Los herederos de mi sangre son modernos y poco leen. Se han orientado por lo práctico e intuyo que me consideran un despabilado que embolato el tiempo en actividades que no rentan. Mientras ellos hablan de vehículos de última gama, descalifican las inversiones agrícolas y se burlan de los que deambulan por edenes encantados, yo me aíslo y escucho sus diálogos sobre temas económicos. Me observan de reojo, hacen bromas cuando me ven, con moroso deleite, pasar páginas y páginas de los diarios atormentados de Sandro Márai.
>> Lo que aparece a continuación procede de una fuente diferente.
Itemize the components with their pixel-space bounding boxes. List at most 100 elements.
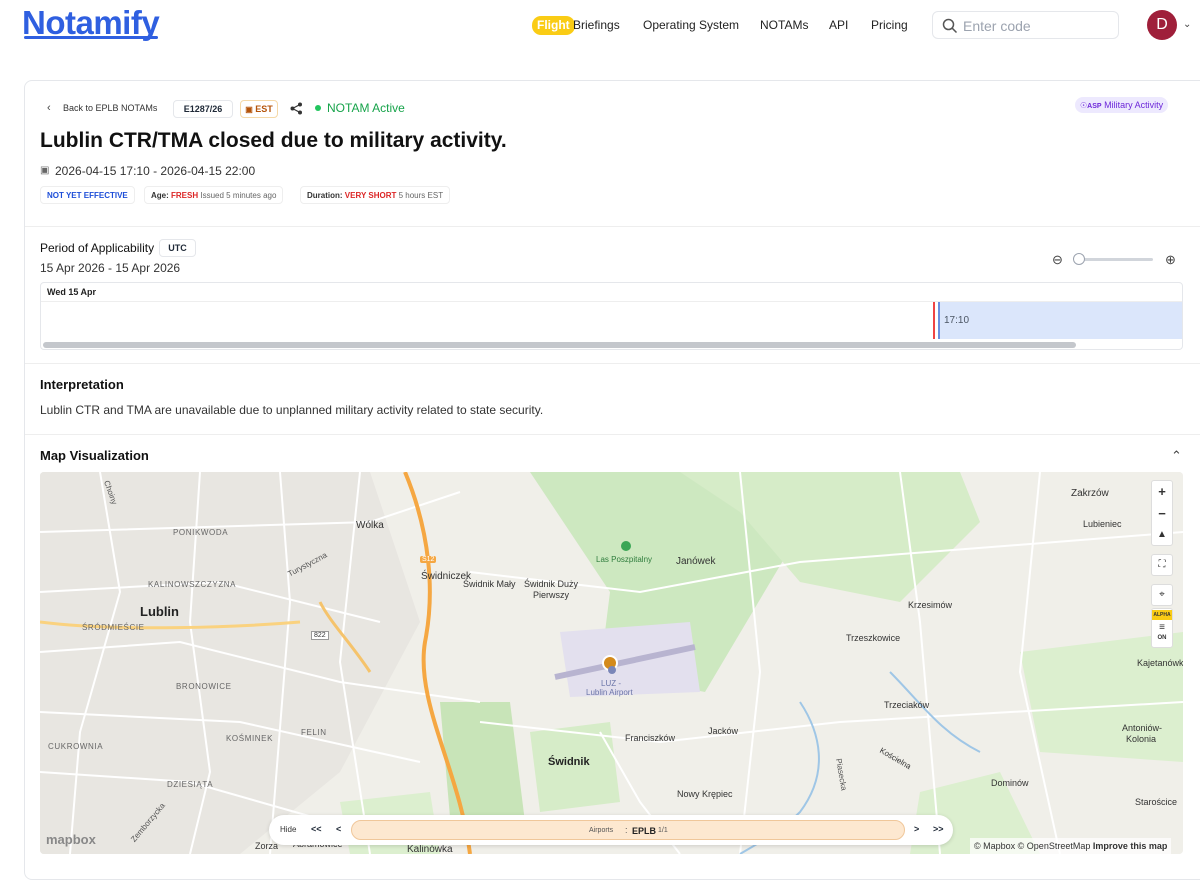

Mis descendientes son hostiles a la literatura. Pertenecen a la era de los atafagos materiales. Con ellos hay que conversar sobre lo útil y productivo. Como son los dueños de las parcelas, angustiosamente les pregunto: ¿En dónde está el espacio para mis libritos que buscan acomodo? Ellos cavilan, me lanzan miradas compasivas, hacen asambleas secretas y todavía estoy esperando que estos mis otros hijos del alma encuentren albergue generoso en algún recodo de la vivienda campestre.
¿Por qué los libros en el campo? Porque embrujan en esos remansos anegados de impalpable oxígeno, porque el verde de todos los colores mantiene la mente en primavera, porque la luz se filtra por entre los danzarines ramajes de las plataneras y el corazón se transmuta en niño retozón.
Borges fue el abogado de nosotros los ilusos. “No me preguntes por los libros que he escrito. Pregúntame por los que he leído”.